MAIB concerned about ECDIS

Sep 22, 2014 by Guest Writer

The UK Marine Accident Investigation Branch has released its report on the grounding of a chemical tanker last fall. No one was hurt and there was no pollution, but the MAIB credited improper use of ECDIS as the cause of the grounding.


M/V Ovit’s primary means of navigation was an electronic chart display and information system (ECDIS), but the passage plan unsafely took the vessel directly over the Varne Bank in Dover Strait. The plan had been prepared in ECDIS by an inexperienced and unsupervised junior officer and was not checked by the master before departure, the MAIB found.


The OOW followed the track but “had such poor situational awareness that it took him 19 minutes to realize the vessel was aground,” according to the report.


ECDIS safety settings were not appropriate to the local conditions, and the audible alarm was disabled, the report stated.


“This is the third grounding investigated by the MAIB where watchkeepers’ failure to use an ECDIS properly has been identified as one of the causal factors,” Steve Clinch, chief inspector of marine accidents at MAIB, wrote in the report. “As this report is published, there are over 30 manufacturers of ECDIS equipment, each with their own designs of user interface, and little evidence that a common approach is developing.
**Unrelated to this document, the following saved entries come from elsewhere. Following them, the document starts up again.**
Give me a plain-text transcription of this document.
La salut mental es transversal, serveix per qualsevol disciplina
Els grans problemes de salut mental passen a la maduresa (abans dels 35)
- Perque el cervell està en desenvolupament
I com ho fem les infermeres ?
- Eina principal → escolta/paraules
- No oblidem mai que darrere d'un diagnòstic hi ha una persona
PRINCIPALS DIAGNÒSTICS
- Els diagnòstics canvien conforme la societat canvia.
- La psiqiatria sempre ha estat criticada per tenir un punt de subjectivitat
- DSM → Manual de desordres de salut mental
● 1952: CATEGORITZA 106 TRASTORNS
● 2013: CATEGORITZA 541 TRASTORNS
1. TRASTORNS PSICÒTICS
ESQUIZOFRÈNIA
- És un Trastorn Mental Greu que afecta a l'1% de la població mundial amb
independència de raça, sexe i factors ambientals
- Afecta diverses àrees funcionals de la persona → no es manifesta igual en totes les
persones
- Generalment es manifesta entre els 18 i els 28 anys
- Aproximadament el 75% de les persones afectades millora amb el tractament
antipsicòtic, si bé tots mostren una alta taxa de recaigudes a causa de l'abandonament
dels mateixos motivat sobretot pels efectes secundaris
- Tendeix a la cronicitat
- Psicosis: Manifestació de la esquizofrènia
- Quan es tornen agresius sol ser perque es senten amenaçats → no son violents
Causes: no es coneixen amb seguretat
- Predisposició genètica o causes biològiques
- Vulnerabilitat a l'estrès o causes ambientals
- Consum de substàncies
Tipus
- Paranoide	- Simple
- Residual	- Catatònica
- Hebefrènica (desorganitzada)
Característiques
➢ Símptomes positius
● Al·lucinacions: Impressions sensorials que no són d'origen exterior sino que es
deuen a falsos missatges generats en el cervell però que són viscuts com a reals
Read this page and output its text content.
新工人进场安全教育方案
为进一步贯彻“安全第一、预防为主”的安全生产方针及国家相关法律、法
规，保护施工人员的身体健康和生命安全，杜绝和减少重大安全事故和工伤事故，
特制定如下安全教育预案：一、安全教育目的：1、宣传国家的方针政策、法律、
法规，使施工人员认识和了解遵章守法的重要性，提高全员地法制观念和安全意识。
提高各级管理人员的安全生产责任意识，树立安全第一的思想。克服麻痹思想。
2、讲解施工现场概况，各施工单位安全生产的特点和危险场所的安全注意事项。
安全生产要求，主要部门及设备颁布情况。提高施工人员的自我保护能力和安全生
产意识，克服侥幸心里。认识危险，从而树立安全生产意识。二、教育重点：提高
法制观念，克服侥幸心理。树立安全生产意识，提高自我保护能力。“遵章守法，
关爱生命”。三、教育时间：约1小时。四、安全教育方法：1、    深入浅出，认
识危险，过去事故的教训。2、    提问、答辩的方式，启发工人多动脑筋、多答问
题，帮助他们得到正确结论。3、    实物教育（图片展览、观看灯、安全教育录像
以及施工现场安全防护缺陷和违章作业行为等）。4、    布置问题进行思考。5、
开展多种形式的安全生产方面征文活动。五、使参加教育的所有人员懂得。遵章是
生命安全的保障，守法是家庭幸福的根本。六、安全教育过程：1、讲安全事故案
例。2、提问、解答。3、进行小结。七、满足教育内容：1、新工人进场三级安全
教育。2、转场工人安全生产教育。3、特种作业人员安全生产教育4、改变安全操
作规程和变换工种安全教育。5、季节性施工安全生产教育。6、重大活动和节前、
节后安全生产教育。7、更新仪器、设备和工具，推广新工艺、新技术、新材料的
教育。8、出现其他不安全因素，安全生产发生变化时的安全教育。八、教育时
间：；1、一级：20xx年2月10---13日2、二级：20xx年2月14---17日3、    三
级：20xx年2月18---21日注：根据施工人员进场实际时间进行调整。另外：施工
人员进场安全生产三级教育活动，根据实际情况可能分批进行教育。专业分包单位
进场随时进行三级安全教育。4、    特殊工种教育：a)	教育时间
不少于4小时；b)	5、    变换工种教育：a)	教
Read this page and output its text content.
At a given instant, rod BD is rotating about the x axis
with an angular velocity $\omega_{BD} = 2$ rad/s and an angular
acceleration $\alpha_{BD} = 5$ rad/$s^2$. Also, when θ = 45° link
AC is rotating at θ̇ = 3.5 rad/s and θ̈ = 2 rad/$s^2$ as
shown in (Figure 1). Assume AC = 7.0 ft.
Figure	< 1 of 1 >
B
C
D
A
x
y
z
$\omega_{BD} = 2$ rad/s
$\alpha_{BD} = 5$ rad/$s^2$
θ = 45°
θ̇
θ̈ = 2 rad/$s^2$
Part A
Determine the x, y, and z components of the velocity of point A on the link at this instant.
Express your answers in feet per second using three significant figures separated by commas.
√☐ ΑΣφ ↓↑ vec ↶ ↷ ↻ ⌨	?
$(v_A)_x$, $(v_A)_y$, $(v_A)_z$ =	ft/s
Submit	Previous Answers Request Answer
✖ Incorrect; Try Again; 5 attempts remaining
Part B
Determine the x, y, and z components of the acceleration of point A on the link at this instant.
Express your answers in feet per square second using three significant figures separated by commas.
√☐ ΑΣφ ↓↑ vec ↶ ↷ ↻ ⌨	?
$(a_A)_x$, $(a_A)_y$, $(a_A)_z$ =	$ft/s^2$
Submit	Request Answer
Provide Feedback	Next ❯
Generic ECDIS training is mandated by the International Maritime Organization (IMO), but it is left to flag states and owners to decide whether or not type-specific training is necessary and, if so, how it should be delivered.


“As experience of ECDIS systems improves, evidence indicates that many owners are concluding that type-specific training is essential, though some are resorting to computer-based training once the watchkeeper is on board,” Clinch wrote. “In this accident, however, despite dedicated training ashore on the system they were to use, the operators’ knowledge of the ECDIS and ability to navigate their vessel safely using the system were wholly inadequate.


“Unfortunately, the current generation of ECDIS systems, though certified as complying with regulatory requirements, can be operated at a very low level of functionality and with key safety features disabled or circumvented. Training and company culture may mitigate these shortcomings to some extent, but can only go so far.


“While systems allow individuals to operate them in a sub-standard manner, there are those who will do so: such is human nature. Navigation is a safety-critical function and failure to navigate effectively can and does result every year in pollution, loss of vessels, and loss of life. It is to be hoped, therefore, that the next generation of ECDIS will embody features making them less vulnerable to the vagaries of human performance to achieve a better level of assurance that safe navigation is being consistently achieved.”


Recommendations have been made to the MCA and other groups aimed at improving the standard of navigational inspections of vessels using ECDIS as the primary means of navigation. A further recommendation to the MCA is intended to ensure that the Channel Navigation Information Service is manned appropriately. A recommendation has also been made to Marine Information Systems AS intended to improve the functionality of its ECDIS 900.